Structural, optical, and antibacterial properties of pure and doped (Ni, Co, and Fe) Cr₂O₃ nanoparticles: a comparative study

Sol–gel method was used to synthesize pure and doped (Ni, Co, and Fe) Cr₂O₃ nanoparticles (Ni_xCr_2-xO₃, Co_xCr_2-xO₃, and Fe_xCr_2-xO₃, where x = 0.00, 0.01, 0.03, 0.05, and 0.07). The structural properties of the prepared samples were determined using x-ray powder diffraction (XRD) with an aim to investigate the influence of doping concentration on the behavior of pure and doped Cr₂O₃ nanoparticles (NPs). The average crystallite size was estimated with Debye Scherrer’s formula. Morphology of pure and doped (Ni, Co, and Fe) Cr₂O₃ nanoparticles was examined using field emission scanning electron microscope (FESEM). Fourier transform infrared spectroscopy (FT-IR) was employed to ascertain surface group species of the samples. UV–Vis spectroscopy was used to determine the energy band gap of samples through optical absorption spectrum. Photoluminescence spectroscopy was undertaken to acquire emission and absorption spectra and determine defects in the structures of all synthesized nanopowder samples.

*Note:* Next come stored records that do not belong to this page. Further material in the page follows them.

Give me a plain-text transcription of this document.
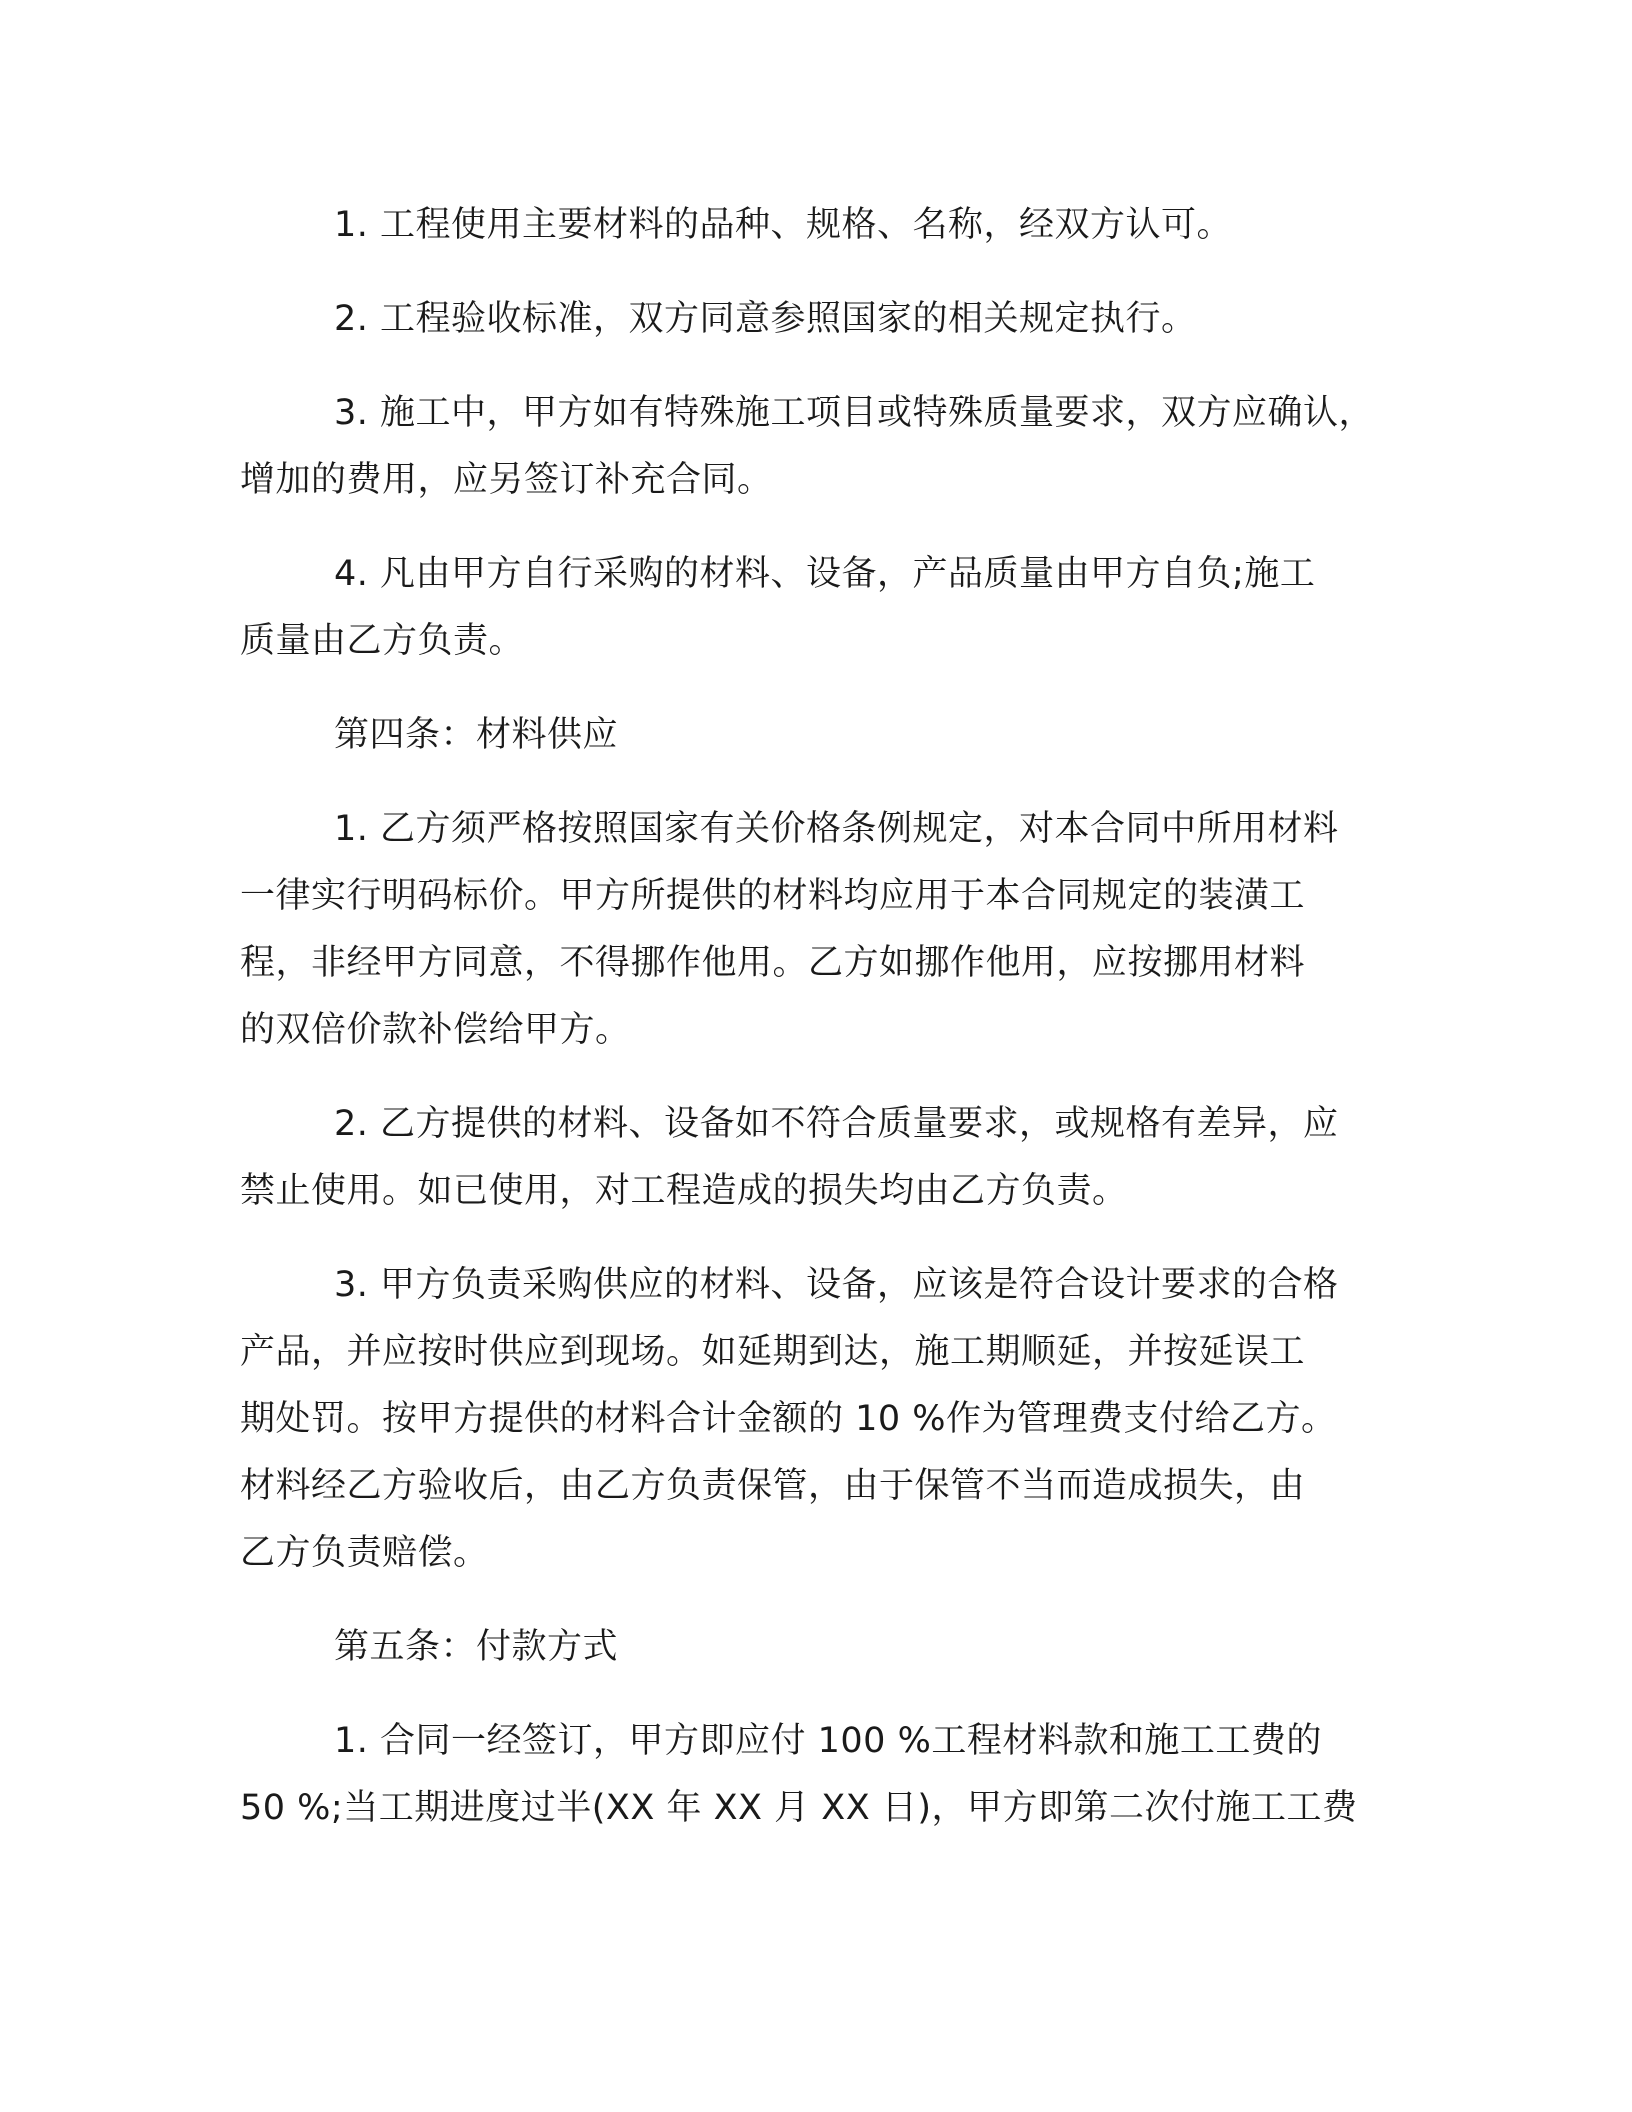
1. 工程使用主要材料的品种、规格、名称，经双方认可。
2. 工程验收标准，双方同意参照国家的相关规定执行。
3. 施工中，甲方如有特殊施工项目或特殊质量要求，双方应确认，
增加的费用，应另签订补充合同。
4. 凡由甲方自行采购的材料、设备，产品质量由甲方自负;施工
质量由乙方负责。
第四条：材料供应
1. 乙方须严格按照国家有关价格条例规定，对本合同中所用材料
一律实行明码标价。甲方所提供的材料均应用于本合同规定的装潢工
程，非经甲方同意，不得挪作他用。乙方如挪作他用，应按挪用材料
的双倍价款补偿给甲方。
2. 乙方提供的材料、设备如不符合质量要求，或规格有差异，应
禁止使用。如已使用，对工程造成的损失均由乙方负责。
3. 甲方负责采购供应的材料、设备，应该是符合设计要求的合格
产品，并应按时供应到现场。如延期到达，施工期顺延，并按延误工
期处罚。按甲方提供的材料合计金额的 10 %作为管理费支付给乙方。
材料经乙方验收后，由乙方负责保管，由于保管不当而造成损失，由
乙方负责赔偿。
第五条：付款方式
1. 合同一经签订，甲方即应付 100 %工程材料款和施工工费的
50 %;当工期进度过半(XX 年 XX 月 XX 日)，甲方即第二次付施工工费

Antibacterial activity of pure and doped (Ni, Co, and Fe) Cr₂O₃ nanoparticles was investigated against Gram-negative bacteria such as Escherichia coli (E. coli) and Gram-positive bacteria Staphylococcus aureus (S. aureus) using paper disc diffusion method and pour plate procedure. Enhanced anti-bactericidal activity was shown against Gram-negative bacteria compared to Gram-positive bacteria. The minimum and maximum inhibition of E. coli and S. aureus was recorded with 40 and 100 μg/ml of nanoparticles, respectively. Furthermore, iron-doped Cr₂O₃ was more effective in restricting growth of bacterial cell compared to cobalt- and nickel-doped Cr₂O₃. Superior activity observed against E. coli and S. aureus in terms of inhibition make these samples suitable and potential candidates in medical and paint industries.